Thursday, February 08, 2007

Growth Toward Green

For a few months now, I have considered "compacting" along with a growing number of families who desire a simple, "calm-pact" life. The Compact has several aims more or less prioritized below:

"To go beyond recycling in trying to counteract the negative global environmental and socioeconomic impacts of disposable consumer culture and to support local businesses, farms, etc. -- a step that, we hope, inherits the revolutionary impulse of the Mayflower Compact.

To reduce clutter and waste in our homes (as in trash Compact-or).

To simplify our lives (as in Calm-pact)."

There are many ways to do this and I thought I would list a few of the things I am doing and would like to WORK on doing more consistently.

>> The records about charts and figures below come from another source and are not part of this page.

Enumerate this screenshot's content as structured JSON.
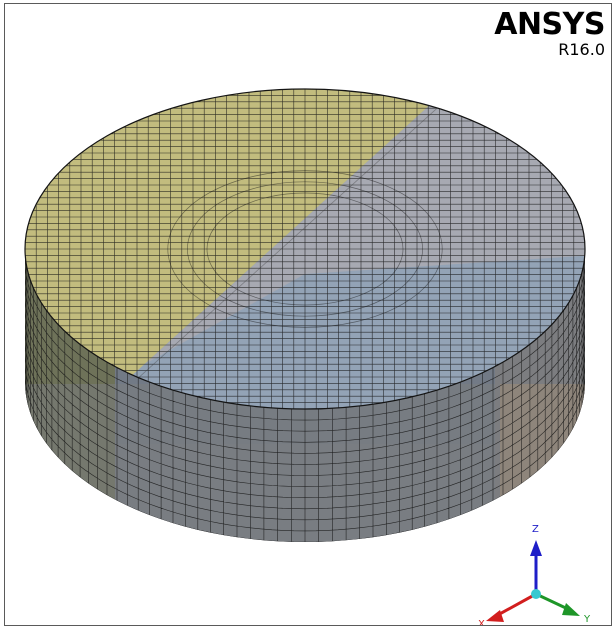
{
  "app": {
    "logo_name": "ANSYS",
    "logo_release": "R16.0"
  },
  "viewport": {
    "model": "cylindrical-disk-mesh",
    "body_colors": {
      "top_left": "#c2bc7e",
      "top_right": "#a7a9b2",
      "top_front": "#93a3b6",
      "side_front": "#727a86",
      "side_right_orange": "#b29473",
      "side_left": "#6e7259",
      "side_gray": "#7c7d80",
      "mesh_line": "#141414"
    }
  },
  "triad": {
    "z_label": "Z",
    "x_label": "X",
    "y_label": "Y",
    "z_color": "#1e1ec8",
    "x_color": "#d21e1e",
    "y_color": "#1e9628",
    "origin_color": "#38c8d0"
  }
}
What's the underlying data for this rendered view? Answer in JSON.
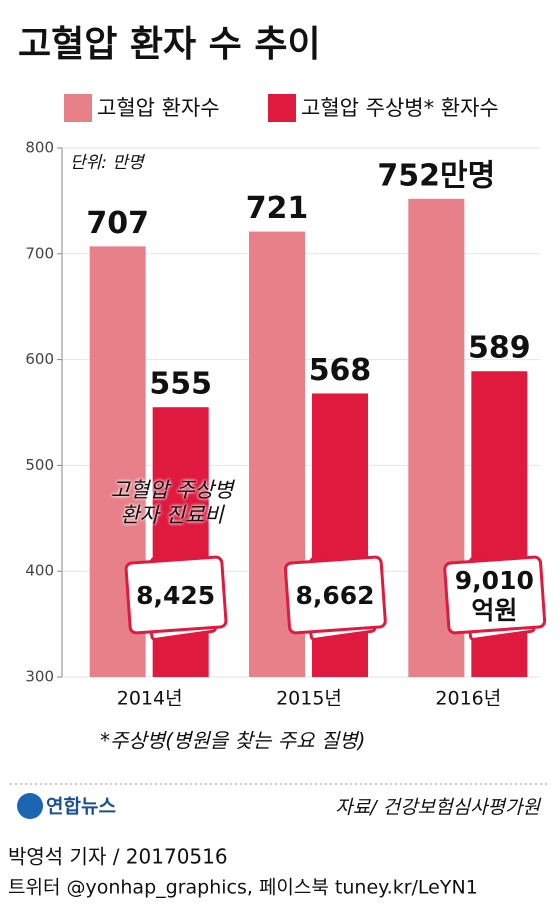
{
  "chart_data": {
    "type": "bar",
    "title": "고혈압 환자 수 추이",
    "unit_label": "단위: 만명",
    "categories": [
      "2014년",
      "2015년",
      "2016년"
    ],
    "series": [
      {
        "name": "고혈압 환자수",
        "color": "#e8808a",
        "values": [
          707,
          721,
          752
        ],
        "value_labels": [
          "707",
          "721",
          "752만명"
        ]
      },
      {
        "name": "고혈압 주상병* 환자수",
        "color": "#e0193f",
        "values": [
          555,
          568,
          589
        ]
      }
    ],
    "ylim": [
      300,
      800
    ],
    "yticks": [
      300,
      400,
      500,
      600,
      700,
      800
    ],
    "grid": true,
    "annotation": {
      "title": "고혈압 주상병\n환자 진료비",
      "values": [
        8425,
        8662,
        9010
      ],
      "value_labels": [
        "8,425",
        "8,662",
        "9,010\n억원"
      ]
    },
    "footnote": "*주상병(병원을 찾는 주요 질병)"
  },
  "footer": {
    "logo": "연합뉴스",
    "source": "자료/ 건강보험심사평가원",
    "byline": "박영석 기자 / 20170516",
    "social": "트위터 @yonhap_graphics, 페이스북 tuney.kr/LeYN1"
  }
}
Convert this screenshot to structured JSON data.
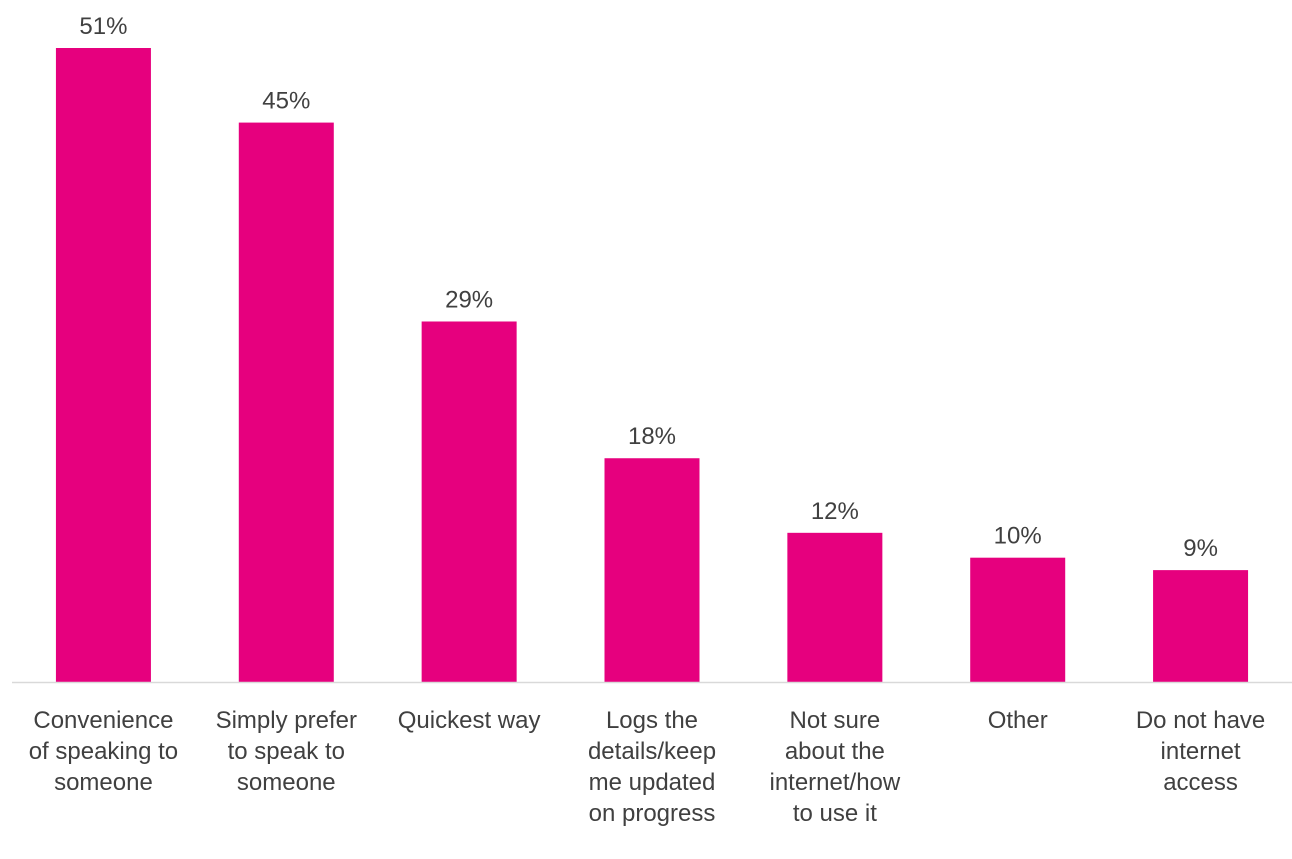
{
  "chart_data": {
    "type": "bar",
    "title": "",
    "xlabel": "",
    "ylabel": "",
    "categories": [
      [
        "Convenience",
        "of speaking to",
        "someone"
      ],
      [
        "Simply prefer",
        "to speak to",
        "someone"
      ],
      [
        "Quickest way"
      ],
      [
        "Logs the",
        "details/keep",
        "me updated",
        "on progress"
      ],
      [
        "Not sure",
        "about the",
        "internet/how",
        "to use it"
      ],
      [
        "Other"
      ],
      [
        "Do not have",
        "internet",
        "access"
      ]
    ],
    "values": [
      51,
      45,
      29,
      18,
      12,
      10,
      9
    ],
    "data_labels": [
      "51%",
      "45%",
      "29%",
      "18%",
      "12%",
      "10%",
      "9%"
    ],
    "unit": "%",
    "ylim": [
      0,
      51
    ],
    "grid": false,
    "legend": "none",
    "bar_color": "#E6007E",
    "label_color": "#404040",
    "axis_color": "#D9D9D9"
  }
}
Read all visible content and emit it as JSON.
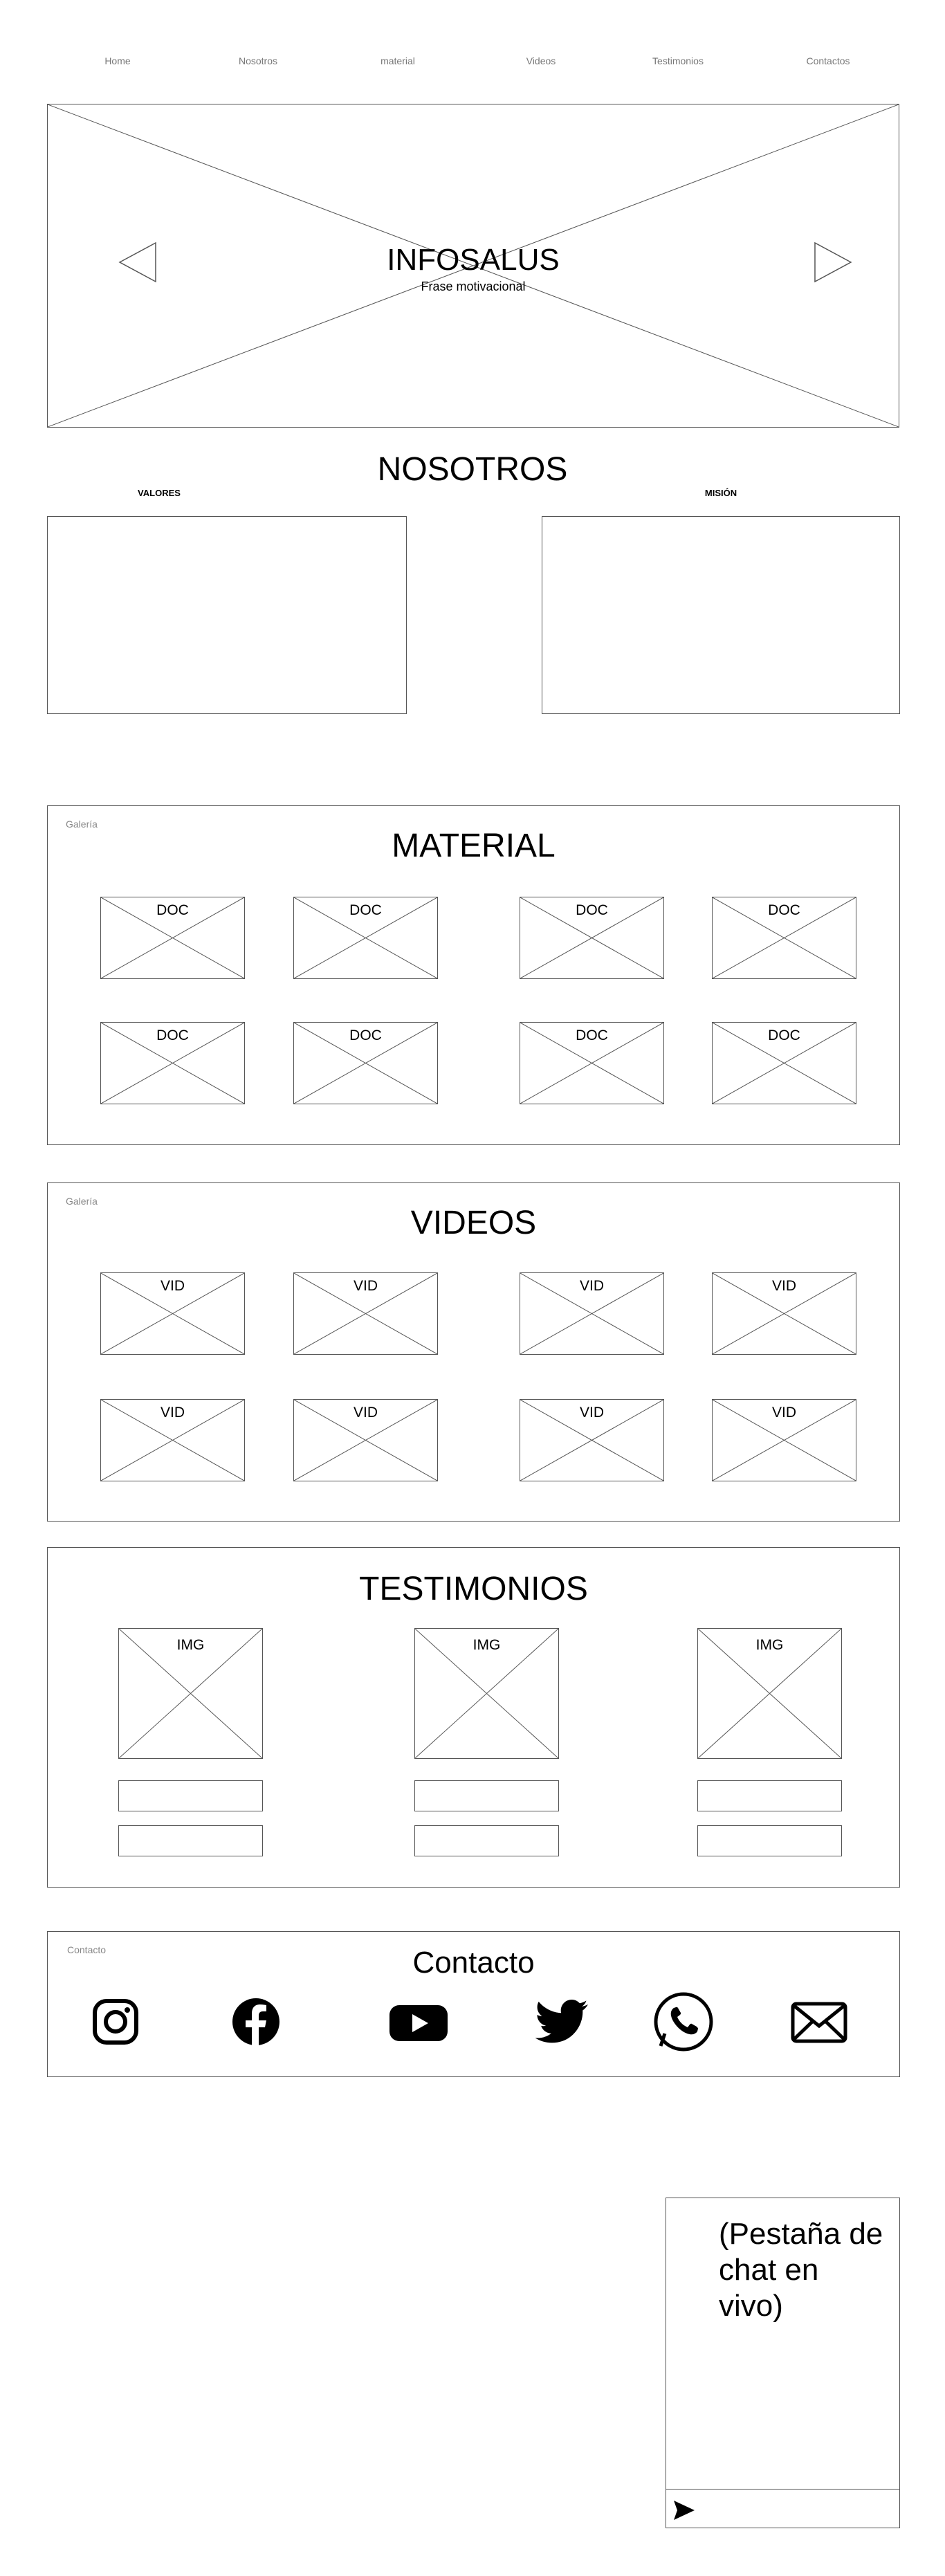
{
  "nav": {
    "items": [
      "Home",
      "Nosotros",
      "material",
      "Videos",
      "Testimonios",
      "Contactos"
    ]
  },
  "hero": {
    "title": "INFOSALUS",
    "subtitle": "Frase motivacional"
  },
  "nosotros": {
    "title": "NOSOTROS",
    "valores_label": "VALORES",
    "mision_label": "MISIÓN"
  },
  "material": {
    "corner_label": "Galería",
    "title": "MATERIAL",
    "item_label": "DOC"
  },
  "videos": {
    "corner_label": "Galería",
    "title": "VIDEOS",
    "item_label": "VID"
  },
  "testimonios": {
    "title": "TESTIMONIOS",
    "item_label": "IMG"
  },
  "contacto": {
    "corner_label": "Contacto",
    "title": "Contacto",
    "icons": [
      "instagram-icon",
      "facebook-icon",
      "youtube-icon",
      "twitter-icon",
      "whatsapp-icon",
      "mail-icon"
    ]
  },
  "chat": {
    "placeholder_text": "(Pestaña de chat en vivo)"
  }
}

***I use cloth diapers & cloth wipes. I (in the summer/spring) hang them outdoors to dry. During the winter, I try to hang them indoors near the wood stove on a drying rack.
***I use cloth or reusable bags when I grocery shop.
***We heat our home with a wood stove instead of electric heat. When we need to use electric heat, we turn down the thermostats at night.
***I sometimes (would like to more often) cook and boil water on our wood-burning stove.
***I often bring a coffee thermos or mug when I go out for coffee or try to avoid a "to-go" cup by relaxing and enjoying my brew in a cafe mug.
*** I buy many things bulk and store them in large glass jars at home: peanut butter, oats, flour, rice, nuts, honey, syrup, baking supplies, dried fruit, beans, pasta...
*** I buy very little *new*. I have a running list of "needs" and some "wants" in my purse and I peruse local thrift shops and consignment stores once a week. Besides food, I find MOST
everything in great condition at used-stores for a fraction of the cost and waste. And I have a
blast! It's a treasure hunt everytime. I have learned it is easy to still over-buy in thrift stores,
so I set a limit on the amount I budget.
*** My husband and I read (and own) a fantastic book called Clean House, Clean Planet:Clean your House for Pennies a Day, the safe, non-toxic way. by Karen Logan. We are in the process of changing all of our cleaners to homemade, non-toxic combinations. The book is full of simple recipes for great-smelling products that clean just as well, if not better.
*** We have grown a decent-sized garden for the past 3 years. We would like to do it entirely organic but in the past have done about 80% organic.
*** I'd like to get a baby seat for my bike and bike around town more often.
*** I try to buy organic or at least locally grown. We are at about 80% organic. There is a great link to "the dirty dozen" that I found through a blog I enjoy. Reading this list has encouraged me to *always* buy organic for certain things.

This is a major focus in my life right now. I will revisit this topic often. In the meantime, I will share what I am learning and would love comments about tips and topics along these lines. Feel free to comment, in fact, please do!



churchmouse said...

Matthew and I have also been doing our best to reduce toxic cleaners in our home.

We've been using a solution of limonene (from orange-peel), vinegar, and water as an all-purpose cleaner.

What do you know about limonene?

Do you have an alternative to bleach for whitening stained white laundry?

What about gentle laundry detergents for baby clothes?

(Looks like I should get that book you have)

Cheryl (3 1/2 weeks left to my due date!)

Mama Monk said...
This comment has been removed by the author.
Mama Monk said...

Hi cheryl!!
I am excited to hear you are in your final month. unbelievable and wonderful!

I'm not familiar with limonene, though i have used a natural cleaner called "organic orange" derived from orange peel. so i wonder if that is a similiar product. I was really happy with it and just haven't replenished it since I ran out.

As far as bleach alternatives: sunlight and lemon juice is an ultra-natural way to whiten whites. Put a little lemon juice on a stained area, launder like you normally would and hang to dry in the ful sunlight. This has an amazing whitening effect, though possible only in the summer. Plain white distilled vinegar is also a great alternative, you can scent it with essential oils. Also hydrogen peroxide works as a mild bleach, when applied directly to a spot it will fade by the stain by 40% or more.

I use borax and scent free detergent when I wash my cloth diapers. I have recently come across recipes for making my own detergent but haven't tried them yet. I will let you know when I have one I can recommend out of experience.

Take care!

Rach said...

HI Mama Monk

I've just had a lovely hour getting to know you. I'll be returning's stimulating to find others who are living with the same passions.